Avant-dernier manga de la première collection Gô Nagai des éditions Black Box, la Divine Comédie, comme son nom l'indique, voit l'auteur adapter l'oeuvre colossale de Dante Alighieri sous la forme de trois volumes qui nous sont servis dans une éditions comportant les mêmes qualités et défauts que Goldorak et Devilman : un grand format qui permet d'apprécier au mieux les pages fouillées du mangaka, une traduction claire, un papier blanc permettant une meilleure qualité d'impression, une frise se dessinant sur le dos des tomes... mais aussi un petit effet de transparence du papier, quelques bulles coupées sur les bords, et surtout l'absence totale de travail explicatif. La présentation sur la quatrième de couverture est minime, il n' y a aucune notre de traduction sur les nombreuses références mythologiques et historiques... C'est dommage, même si l'éditeur ni peut visiblement rien, puisqu'il a dû se calquer fidèlement sur les éditions parues en Italie.

Quoi qu'il en soit, celles et ceux qui connaissent l'oeuvre originale ressentiront facilement toute la fidélité que Nagai a voulu avoir dans son manga. Missionné par les Cieux et guidé par le poète romain Virgile, Dante visitera le Monde des Morts, découvrant au fil des pages l'Enfer, le Paradis, puis le Purgatoire. Et quand on connaît le mangaka, on n'est pas étonné de le voir s'intéresser plus spécifiquement à l'Enfer, qui occupe tout ce premier volume et dont la visite n'est pas encore terminée au bout de celui-ci.

Traversant les uns après les autres les lieux infernaux comme le Styx, Dante découvre les différents cercles infernaux, correspondant pour la plupart aux péchés capitaux : luxure, gourmandise, colère... Là, il voit les pécheurs condamnés à expier éternellement leurs erreurs à travers des châtiments tous plus horribles les uns que les hommes : se faire dévorer constamment par Cerbère, brûler... Dante ne manquait pas d'imagination concernant les châtiments, et Gô Nagai lui emboîte facilement le pas en étalant le tout via des dessins denses et immersifs. Bien sûr, l'oeuvre, âgée de plus de 40 ans, a forcément pris un coup de vieux visuellement, principalement dans le design des personnages humains. Mais la mise en scène et le découpage ont conservé toute leur puissance, et tout le travail d'imagerie a conservé sa portée. Les inspirations de Gustave Doré (qui a offert une vision illustrée de l'oeuvre de Dante, rappelons-le) se ressentent très souvent dans les décors et dans le physique des habitants infernaux, et certains dessins offrent même des reprises très claires et fidèles des illustrations de Doré, à l'image de celles mettant en scène Charon.

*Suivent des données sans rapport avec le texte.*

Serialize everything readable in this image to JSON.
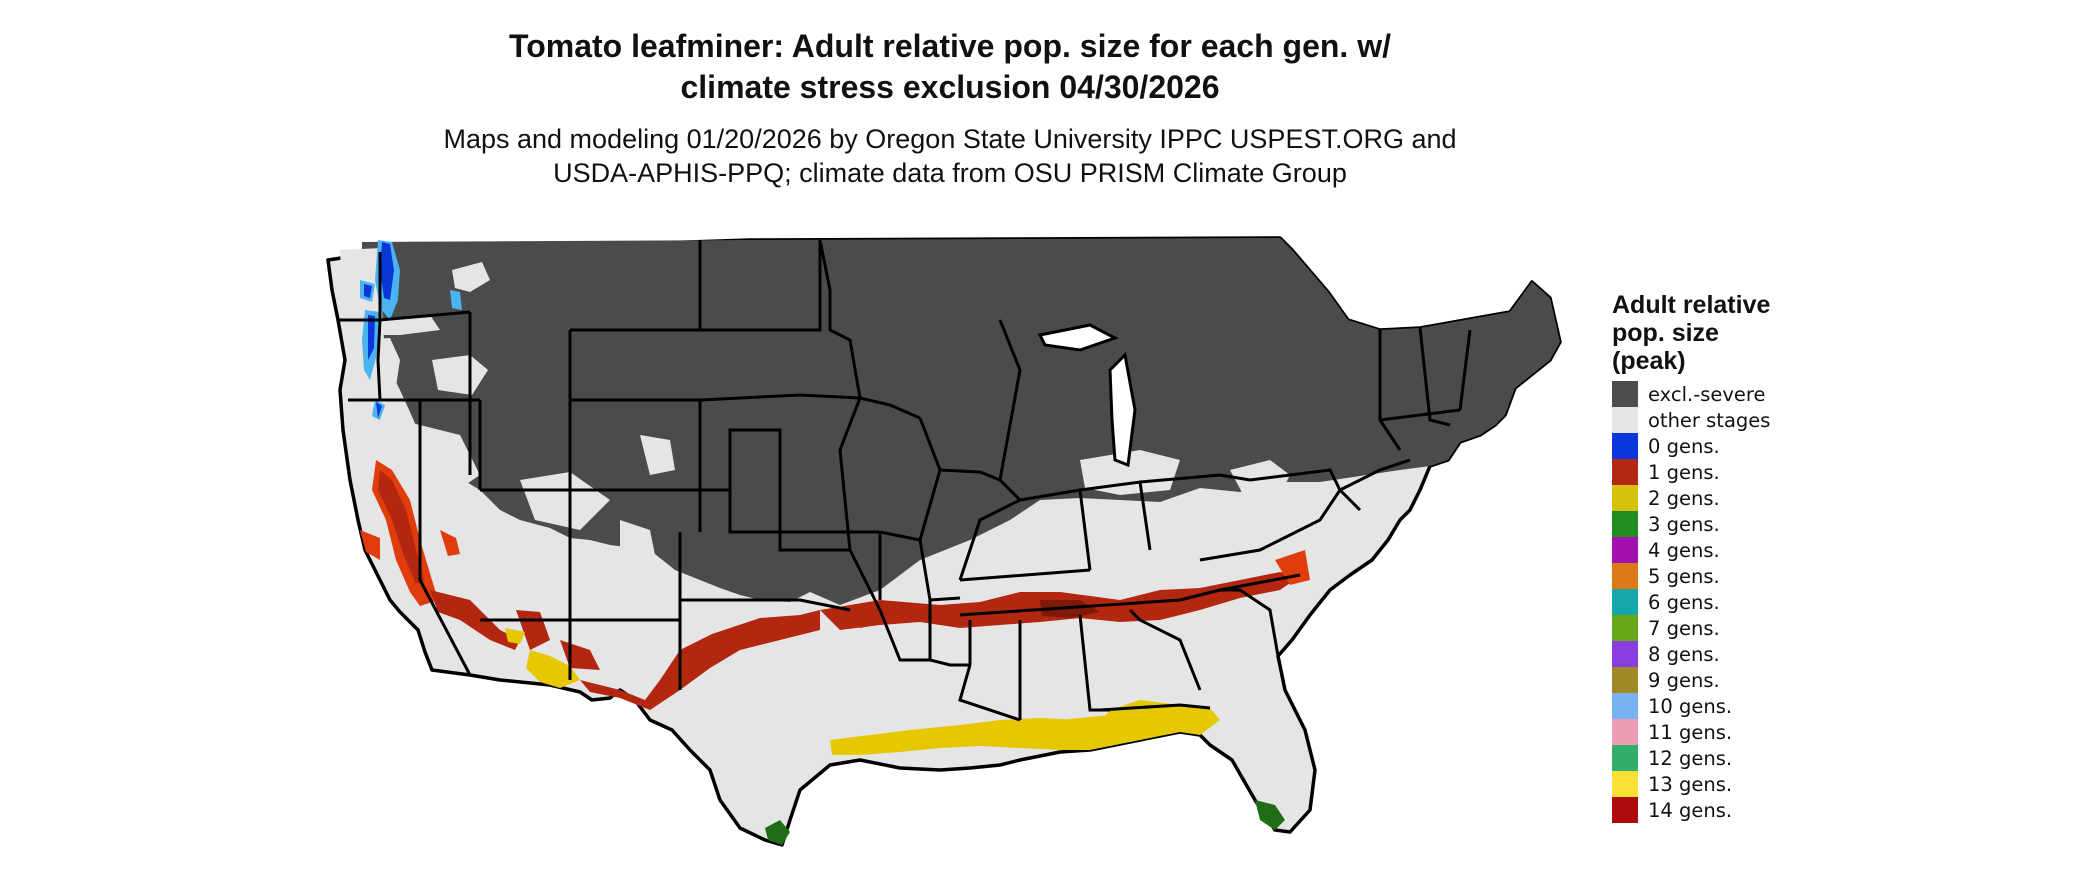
{
  "title": {
    "line1": "Tomato leafminer: Adult relative pop. size for each gen. w/",
    "line2": "climate stress exclusion 04/30/2026"
  },
  "subtitle": {
    "line1": "Maps and modeling 01/20/2026 by Oregon State University IPPC USPEST.ORG and",
    "line2": "USDA-APHIS-PPQ; climate data from OSU PRISM Climate Group"
  },
  "map": {
    "region": "Conterminous United States",
    "colors": {
      "excluded": "#4b4b4b",
      "other": "#e5e5e5",
      "gen1": "#b3260f",
      "gen1_bright": "#e03c0c",
      "gen2": "#e6c800",
      "gen3": "#1f6e17",
      "gen0": "#0b36d8",
      "light_blue": "#4ab3f0",
      "border": "#000000"
    }
  },
  "legend": {
    "title": [
      "Adult relative",
      "pop. size",
      "(peak)"
    ],
    "items": [
      {
        "label": "excl.-severe",
        "color": "#4d4d4d"
      },
      {
        "label": "other stages",
        "color": "#e6e6e6"
      },
      {
        "label": "0 gens.",
        "color": "#0a37d9"
      },
      {
        "label": "1 gens.",
        "color": "#b42714"
      },
      {
        "label": "2 gens.",
        "color": "#d6c20a"
      },
      {
        "label": "3 gens.",
        "color": "#228b22"
      },
      {
        "label": "4 gens.",
        "color": "#a410b0"
      },
      {
        "label": "5 gens.",
        "color": "#de7a16"
      },
      {
        "label": "6 gens.",
        "color": "#12a8aa"
      },
      {
        "label": "7 gens.",
        "color": "#66a81a"
      },
      {
        "label": "8 gens.",
        "color": "#8a3ee0"
      },
      {
        "label": "9 gens.",
        "color": "#a08a28"
      },
      {
        "label": "10 gens.",
        "color": "#78b2f0"
      },
      {
        "label": "11 gens.",
        "color": "#ee9cb3"
      },
      {
        "label": "12 gens.",
        "color": "#33ad6a"
      },
      {
        "label": "13 gens.",
        "color": "#fbdf34"
      },
      {
        "label": "14 gens.",
        "color": "#ad0a0a"
      }
    ]
  }
}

On retrouve également dans cette adaptation manga tout le croisement d'influences de Dante : les éléments traditionnels chrétiens se mêlent à une mythologie grecque omniprésente, ainsi croise-t-on Charon, Minos, Cerbère, les Gorgones, Pluton... Pour appuyer son récit, Dante livre ses propres visions de personnages humains historiques ou mythiques comme Cléopâtre, Didon ou Pâris qui sont enfermés dans le cercle de la luxure, auxquels il mêle certains de ses contemporains comme une sorte d'exutoire, et recrée comme une sorte de guide l'image de Béatrice, la femme qu'il aima, qui mourut trop jeune et qui le laissa dans le chagrin toute sa vie.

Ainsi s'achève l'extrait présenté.